Forensics had swarmed over the Despite, stripping the records from the automatic surveillance equipment, searching every compartment, questioning every survivor, examining all the bodies in the ship’s morgue. Esmay could only imagine that search, from the questions they asked each day. First with no visual cues at all, when they asked her to explain, moment by moment, where she had been and what she had seen, heard, and done when Captain Hearne took the ship away from Xavier. Later, with a 3-D display of the ship, they led her through it again. Exactly where had she been? Facing which way? When she said she saw Captain Hearne the last time, where was Hearne, and what had she been doing?

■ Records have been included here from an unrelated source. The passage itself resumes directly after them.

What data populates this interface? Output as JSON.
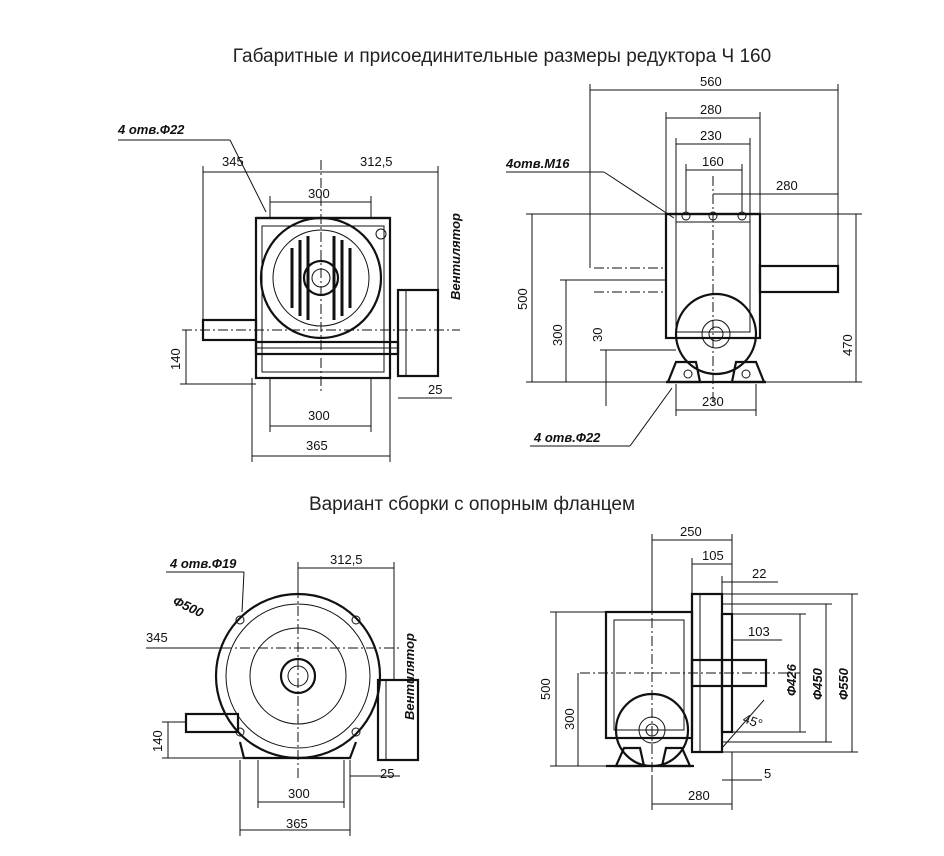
{
  "titles": {
    "main": "Габаритные и присоединительные размеры редуктора Ч 160",
    "variant": "Вариант сборки с опорным фланцем"
  },
  "notes": {
    "holes_22_top": "4 отв.Ф22",
    "holes_m16": "4отв.М16",
    "holes_22_right": "4 отв.Ф22",
    "holes_19": "4 отв.Ф19",
    "flange_diam": "Ф500",
    "fan_top": "Вентилятор",
    "fan_bottom": "Вентилятор"
  },
  "dims_top_left": {
    "d345": "345",
    "d312_5": "312,5",
    "d300_top": "300",
    "d140": "140",
    "d25": "25",
    "d300_bottom": "300",
    "d365": "365"
  },
  "dims_top_right": {
    "d560": "560",
    "d280_top": "280",
    "d230_top": "230",
    "d160": "160",
    "d280_side": "280",
    "d500": "500",
    "d300": "300",
    "d30": "30",
    "d470": "470",
    "d230_bottom": "230"
  },
  "dims_bottom_left": {
    "d312_5": "312,5",
    "d345": "345",
    "d140": "140",
    "d25": "25",
    "d300": "300",
    "d365": "365"
  },
  "dims_bottom_right": {
    "d250": "250",
    "d105": "105",
    "d22": "22",
    "d103": "103",
    "d500": "500",
    "d300": "300",
    "d426": "Ф426",
    "d450": "Ф450",
    "d550": "Ф550",
    "angle": "45°",
    "d5": "5",
    "d280": "280"
  }
}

Esmay had never been good at this sort of thing. She found out quickly that she had apparently perjured herself already: she could not, from where she remembered she’d been sitting, have seen Lt. Commander Forrester come out of the cross-corridor the way she’d said. It was, the interrogator pointed out, physically impossible to see around corners without special instruments. Had she had any? No. But her specialty had been scan. Was she sure she had not rigged something up? And again here—lines of her earlier testimony moved down the monitor alongside the image of the ship. Could she explain how she had gotten from her own quarters back here all the way forward and down two decks in only fifteen seconds? Because there was a clear picture of her—she recognized herself with familiar distaste—in the access corridor to the forward portside battery at 18:30:15, when she had insisted she was in her own quarters for the 18:30 duty report.

Esmay had no idea, and said so. She had made a habit of being in her quarters for that duty report; it had meant that she didn’t have to linger in the junior officers’ wardroom and join the day’s gossip, or make her report with the others. Surely she would have done so even more readily with the rumors then sweeping the ship. She didn’t like rumors; rumors got you in trouble. People fought over rumors and then were in more trouble. She hadn’t known that Captain Hearne was a traitor—of course she hadn’t—but she had had an uneasy feeling in the pit of her stomach, and she had tried not to think about it.